De recuerdos y olvidos | Por Rosa Beltrán

Laberinto, 20 años

El pasado es inherente a la escritura, que no deja de corregir y renovar lo vivido.

De la exposición 'Mentiras. Paisajes tentativos'. (Foto: Juan Rafael Coronel Rivera)
Rosa Beltrán
Ciudad de México /

De muchas maneras, la ciencia se ha preguntado dónde se almacenan nuestros recuerdos. En qué lugar de los 86 mil millones de neuronas está el área específica que guarda el momento en que fuimos felices o aquel otro, más punzante, en que no lo fuimos. El notable libro del neurocientífico argentino Rodrigo Quian Quiroga, quien se adentró en la biblioteca de Borges para estudiar la bibliografía en que éste se basó para escribir de modo tan preciso —y tan literario— sobre la memoria, dio, sin darla, una respuesta. Mucho y poco se sabe de cómo opera la memoria pero todos sabemos que si recordáramos todo, como Funes, no podríamos hacer nada con esos recuerdos. Si algo teme el viejo o el enfermo de Alzheimer es el olvido. Paradójicamente, es el olvido el que también nos permite recordar.

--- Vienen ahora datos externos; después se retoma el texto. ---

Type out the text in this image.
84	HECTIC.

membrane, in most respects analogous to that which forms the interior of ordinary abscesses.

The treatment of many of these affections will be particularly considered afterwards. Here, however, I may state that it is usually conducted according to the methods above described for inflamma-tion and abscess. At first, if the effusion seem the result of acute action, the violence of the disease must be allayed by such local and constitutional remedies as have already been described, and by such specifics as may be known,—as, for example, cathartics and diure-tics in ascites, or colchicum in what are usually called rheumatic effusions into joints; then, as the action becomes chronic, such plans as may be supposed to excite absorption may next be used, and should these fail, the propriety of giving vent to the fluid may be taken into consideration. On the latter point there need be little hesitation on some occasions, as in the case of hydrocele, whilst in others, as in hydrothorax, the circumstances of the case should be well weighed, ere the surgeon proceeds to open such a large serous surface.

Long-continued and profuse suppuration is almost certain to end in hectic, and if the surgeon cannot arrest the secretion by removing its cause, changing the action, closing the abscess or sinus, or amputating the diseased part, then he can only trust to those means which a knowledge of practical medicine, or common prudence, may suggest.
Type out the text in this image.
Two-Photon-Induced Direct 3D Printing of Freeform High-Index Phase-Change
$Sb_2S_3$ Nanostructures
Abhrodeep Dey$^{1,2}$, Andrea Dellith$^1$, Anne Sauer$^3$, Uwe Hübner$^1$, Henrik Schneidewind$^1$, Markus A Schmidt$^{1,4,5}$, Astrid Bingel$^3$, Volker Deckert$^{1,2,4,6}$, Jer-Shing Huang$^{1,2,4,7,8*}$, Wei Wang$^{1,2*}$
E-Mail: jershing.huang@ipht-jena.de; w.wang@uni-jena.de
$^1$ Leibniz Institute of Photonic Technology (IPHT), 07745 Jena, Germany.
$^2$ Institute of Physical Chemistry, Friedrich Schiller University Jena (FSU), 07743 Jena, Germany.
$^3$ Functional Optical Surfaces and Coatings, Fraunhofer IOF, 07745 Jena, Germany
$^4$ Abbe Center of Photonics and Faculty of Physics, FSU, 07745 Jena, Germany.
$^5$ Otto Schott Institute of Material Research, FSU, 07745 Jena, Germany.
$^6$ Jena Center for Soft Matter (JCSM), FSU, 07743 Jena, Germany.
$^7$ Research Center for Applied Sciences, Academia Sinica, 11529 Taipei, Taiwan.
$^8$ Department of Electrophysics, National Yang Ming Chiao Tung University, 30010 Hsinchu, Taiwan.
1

La memoria es nuestra esencia: “Somos ese quimérico museo de formas inconstantes, ese montón de espejos rotos”, dijo Borges, y ese pasado, apenas vislumbrado, reconstruido, es también el ser inherente a la escritura. Pero, por qué hay cosas que recordamos y otras que no regresan por más que nos empeñemos en evocarlas. Tal vez porque como dice Irène Némirovsky al revivir la experiencia la tinta indeleble que la fija es la emoción “lo que esa noche se reencontraba con el pasado no era sólo mi memoria, sino también mi corazón”, dice en El ardor de la sangre, una novela sobre el poder de los recuerdos que irrumpen por una sensación. Y recordar, nos dicen los filólogos, es volver a pasar por el corazón.

Me gusta hablarles a los viejos —hablar con mis padres viejos— del pasado remotísimo. No sólo porque al revivir algo que ocurrió en un mundo que ya no existe visito sitios que no duelen, casi afortunados, mágicos. Y no porque no haya habido tristeza o desgracias en el pasado, sino porque felizmente la memoria cuando evoca casi siempre echa en el olvido lo triste y confía como en el poema de Manrique en que “cualquiera tiempo pasado fue mejor”.

Ante el deterioro de la memoria que se da con los años, a veces me pregunto: ¿qué es peor? No ser capaces de retener datos como cuando se va la memoria de corto plazo o recordar cada hecho, cada impresión del pasado con todo y sus emociones, lo que sucedió a la paciente Jill Price* quien era capaz de recordar su infancia sin poder olvidar siquiera un detalle de las peores escenas, como cuando subió de peso en su adolescencia y su madre le hizo en un lapso breve más de 500 comentarios al respecto. La vida revivida, y no recordada, no pasa por el matiz selectivo y hace resurgir en Jill una y otra vez la muerte de su marido como si acabara de pasar todo el tiempo. Para pacientes como ella y los que padecen el síndrome de savant no hay desgracia más grande que el dudoso prodigio de esa memoria o que el insomnio, ya que éste es no poder entregarse al olvido de uno mismo.

No hay manera de escribir sin recordar, esto es cierto. Pero no se puede tampoco rememorar sin estar hablando del presente. Toda experiencia literaria busca en los orígenes, en los símbolos, en las primeras impresiones y en lo leído cómo rescatar eso que nos marcó y que nos marca de nuevo en el poema, el cuento o la novela. Por eso, sea o no autobiográfica, toda la ficción es autoficción y la poesía es biografía por necesidad, de un modo u otro. Lo escrito es recuerdo de la sangre, de los genes, es constancia de lo vivido y lo leído, sea un acto consciente o no. De ahí que cuando escribo, yo escribo, pero también algo me escribe. El algoritmo que hoy nos aterra es sólo la confirmación material de algo que ya sabíamos y que de otros modos siempre ha estado allí. Escribir es necesariamente leernos pero es también releernos; sanar, vivir de nuevo corrigiendo lo vivido.

Giordano Bruno dice que el arte de la memoria “consiste en utilizar los símbolos del pasado para renovar el presente”. La literatura es la mejor forma de recordar y renovar. De hacernos partícipes de esa gran memoria colectiva. Que Laberinto, de MILENIO, cumpla 20 años más y no deje de albergar en sus páginas lo mejor de lo que somos los humanos pero también de lo que hemos sido.


*Rodrigo Quian Quiroga, Borges y la memoria, Ned ediciones, 2021.

Rosa Beltrán

Escritora y académica. Miembro de la Academia Mexicana de la Lengua, su libro más reciente es la novela 'Radicales libres'.